Quando se acentua o “choque de
civilizações” ou culturas, apaga-se o traço silencioso, mas muitas vezes
efetivo, do intercâmbio e diálogo que anima os povos em seu processo de
afirmação. Como apontou Said, “as culturas são em geral mais naturalmente elas
mesmas quando entram em parceria com outra” (SAID, 2003b, p. 330). Esse
empreendimento cooperativo se dá em vários setores, como na música e nas artes
em geral. Trata-se de um espírito essencial, envolvendo a cooperação e o
intercâmbio.

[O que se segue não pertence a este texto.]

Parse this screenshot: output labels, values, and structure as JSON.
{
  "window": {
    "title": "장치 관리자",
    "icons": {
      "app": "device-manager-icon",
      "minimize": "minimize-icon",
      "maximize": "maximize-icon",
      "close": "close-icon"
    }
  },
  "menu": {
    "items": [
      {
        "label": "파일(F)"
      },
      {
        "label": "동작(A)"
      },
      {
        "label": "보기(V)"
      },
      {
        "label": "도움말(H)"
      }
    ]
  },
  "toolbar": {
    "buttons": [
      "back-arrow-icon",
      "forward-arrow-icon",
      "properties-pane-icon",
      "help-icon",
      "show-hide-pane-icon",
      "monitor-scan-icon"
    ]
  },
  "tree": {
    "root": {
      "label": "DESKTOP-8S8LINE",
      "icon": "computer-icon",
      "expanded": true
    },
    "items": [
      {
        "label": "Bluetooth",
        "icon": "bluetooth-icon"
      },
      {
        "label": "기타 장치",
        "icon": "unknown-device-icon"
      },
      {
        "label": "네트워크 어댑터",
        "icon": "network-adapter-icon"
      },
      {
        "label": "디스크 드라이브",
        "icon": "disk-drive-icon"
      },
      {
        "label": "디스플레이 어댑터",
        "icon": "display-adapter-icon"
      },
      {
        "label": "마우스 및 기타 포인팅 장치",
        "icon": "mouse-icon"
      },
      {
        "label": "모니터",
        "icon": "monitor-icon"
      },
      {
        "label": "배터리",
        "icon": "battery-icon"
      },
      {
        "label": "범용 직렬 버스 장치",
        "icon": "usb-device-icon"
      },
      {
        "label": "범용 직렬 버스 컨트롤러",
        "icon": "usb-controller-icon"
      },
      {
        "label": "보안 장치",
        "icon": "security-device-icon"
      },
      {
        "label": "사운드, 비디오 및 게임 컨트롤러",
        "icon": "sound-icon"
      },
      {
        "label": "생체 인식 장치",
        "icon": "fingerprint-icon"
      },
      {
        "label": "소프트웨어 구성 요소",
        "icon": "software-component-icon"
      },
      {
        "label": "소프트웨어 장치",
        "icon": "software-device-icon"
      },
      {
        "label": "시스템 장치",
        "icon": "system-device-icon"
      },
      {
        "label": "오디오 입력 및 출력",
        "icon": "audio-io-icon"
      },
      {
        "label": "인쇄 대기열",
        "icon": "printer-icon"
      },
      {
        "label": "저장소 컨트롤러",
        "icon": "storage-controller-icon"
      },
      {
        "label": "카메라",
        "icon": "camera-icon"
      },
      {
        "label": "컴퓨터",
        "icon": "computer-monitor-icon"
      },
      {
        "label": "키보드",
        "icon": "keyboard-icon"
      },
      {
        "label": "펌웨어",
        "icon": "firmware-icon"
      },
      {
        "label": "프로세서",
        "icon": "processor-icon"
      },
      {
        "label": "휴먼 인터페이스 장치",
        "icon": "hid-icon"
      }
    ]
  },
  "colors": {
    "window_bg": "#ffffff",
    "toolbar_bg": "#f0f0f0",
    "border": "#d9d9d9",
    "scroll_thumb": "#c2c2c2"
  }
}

É também um compromisso existencial, como expresso por buscadores
singulares, entre os quais Louis Massignon e tantos outros, que fizeram de sua
vida uma peregrinação no terreno da alteridade. Fora desse caminho não há
futuro promissor, mas apenas o bater estridente e superficial da defesa cega da
cultura das particularidades contra todas as demais.
A acolhida da diversidade e do pluralismo não é
algo simples ou natural, mas envolve um esforço e uma dedicação particulares.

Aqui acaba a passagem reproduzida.